Fenomena intoleransi politik baik dalam kehidupan sehari-hari maupun di media sosial sudah mencapai ambang batas yang tidak dapat diterima oleh publik."
Jakarta (ANTARA News) - Peneliti Lembaga Ilmu Pengetahuan Indonesia Cahyo Pamungkas menyebut media sosial memiliki peran yang penting dalam mendorong seseorang untuk bersikap intoleran. 

Berdasarkan penelitiannya, media sosial digunakan oleh orang yang memiliki tingkat fanatisme tinggi, dukungan terhadap sekularisasi yang rendah, spiritualitas keagamaan yang rendah, perasaan terancam dan ketidakpercayaan pada kelompok lain yang tinggi akan mendorong orang dengan identitas agama dan etnis yang kuat bertindak intoleran dan radikal.

"Fenomena intoleransi politik baik dalam kehidupan sehari-hari maupun di media sosial sudah mencapai ambang batas yang tidak dapat diterima oleh publik," kata Cahyo di Jakarta, Selasa.

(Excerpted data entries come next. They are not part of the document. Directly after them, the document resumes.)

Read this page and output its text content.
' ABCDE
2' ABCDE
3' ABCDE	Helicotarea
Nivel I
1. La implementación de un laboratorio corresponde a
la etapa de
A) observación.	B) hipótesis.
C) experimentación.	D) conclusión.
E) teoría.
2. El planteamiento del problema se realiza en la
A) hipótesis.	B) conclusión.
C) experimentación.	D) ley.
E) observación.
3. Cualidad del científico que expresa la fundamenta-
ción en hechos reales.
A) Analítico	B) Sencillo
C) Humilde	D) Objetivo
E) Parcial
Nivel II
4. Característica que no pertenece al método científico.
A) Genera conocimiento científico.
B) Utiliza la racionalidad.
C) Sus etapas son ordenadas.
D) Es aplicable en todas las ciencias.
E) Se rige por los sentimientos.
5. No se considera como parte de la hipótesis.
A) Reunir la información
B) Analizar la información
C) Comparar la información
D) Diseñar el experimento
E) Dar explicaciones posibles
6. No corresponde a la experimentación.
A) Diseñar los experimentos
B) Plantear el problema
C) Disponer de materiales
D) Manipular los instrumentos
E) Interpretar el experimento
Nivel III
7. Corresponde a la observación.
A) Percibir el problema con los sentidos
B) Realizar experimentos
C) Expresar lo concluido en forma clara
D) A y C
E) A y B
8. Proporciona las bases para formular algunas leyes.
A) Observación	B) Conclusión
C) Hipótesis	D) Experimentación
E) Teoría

Di era arus informasi yang cepat ini, pengaruh paham transnasional pun menjadi pemicu baru. 

Menurut dia, paham-paham ini, diakui atau tidak ikut berperan dalam membangun ekosistem menjadi lebih intoleran.

"Gerakan ini sulit dikendalikan. Teknologi menyediakan informasi gagasan transnasional. Sekarang lebih massif memang. Dulu mungkin cuma satu orang yang belajar ke luar negeri, sekarang lewat whatsapp dan youtube semua bisa belajar," ujar dia.

Meski demikian, ada juga pengaruh dari warisan pemikiran lama seperti temuan yang didapat di Jawa Barat, yakni masih adanya pengaruh Darul Islam yang tertanam dalam kesadaran Gerakan Islam di Jawa Barat. 

"DI/TII dibubarkan tapi cara berpikirnya masih diwariskan kepada generasi muda. Memang tidak mutlak ya keturunan mereka menolak sistem politik, karena ada juga yang bergabung pada sistem demokrasi. Jadi mungkin salah satu caranya (meredam hal ini) adalah dengan pragmatisme mengajak mereka berpartisipasi dalam demokrasi yang akan memoderatkan pandangan mereka," kata Cahyo.

Kepala LIPI Laksana Tri Handoko mengatakan penelitian ini merupakan isu aktual mengingat fenomena intoleransi nyata adanya.

"Meski tidak selalu terlihat sehari-hari tapi di dunia virtual sangat nyata. Hal ini justru menimbulkan dampak yang sangat nyata walaupun awalnya berangkat dari barang virtual," kata Laksana.

Menurut dia, perbedaan antar-kelompok ini bisa jadi konflik karena adanya relasi mayoritas dan minoritas seperti agama, ras, dan etnis ditambah stereotip negatif serta kesenjangan ekonomi yang rill. 

"Mayoritas merasa terancam oleh minoritas. Apalagi ditambah saat ini sebagai media dimungkinkan ujaran yang memicu," kata Tri.

Laksana menyebut revolusi digital di samping punya dampak positif ternyata memiliki juga dampak negatif yang sangat signifikan apalagi di era post-truth society ketika kebenaran tak berarti tunggal. 

"Itulah yang disebabkan oleh revolusi digital yang harus kita pelajari, antisipasi. Mereka memilih informasi yang dia sukai. Tak heran kalau ada yang fanatik di satu kelompok. Jadi bagaimana penelitian ini menyusun strategi yang membentuk narasi positif untuk men-counter hal itu dan bagaimana bisa sampai ke orang yang ada di tempat itu," kata dia.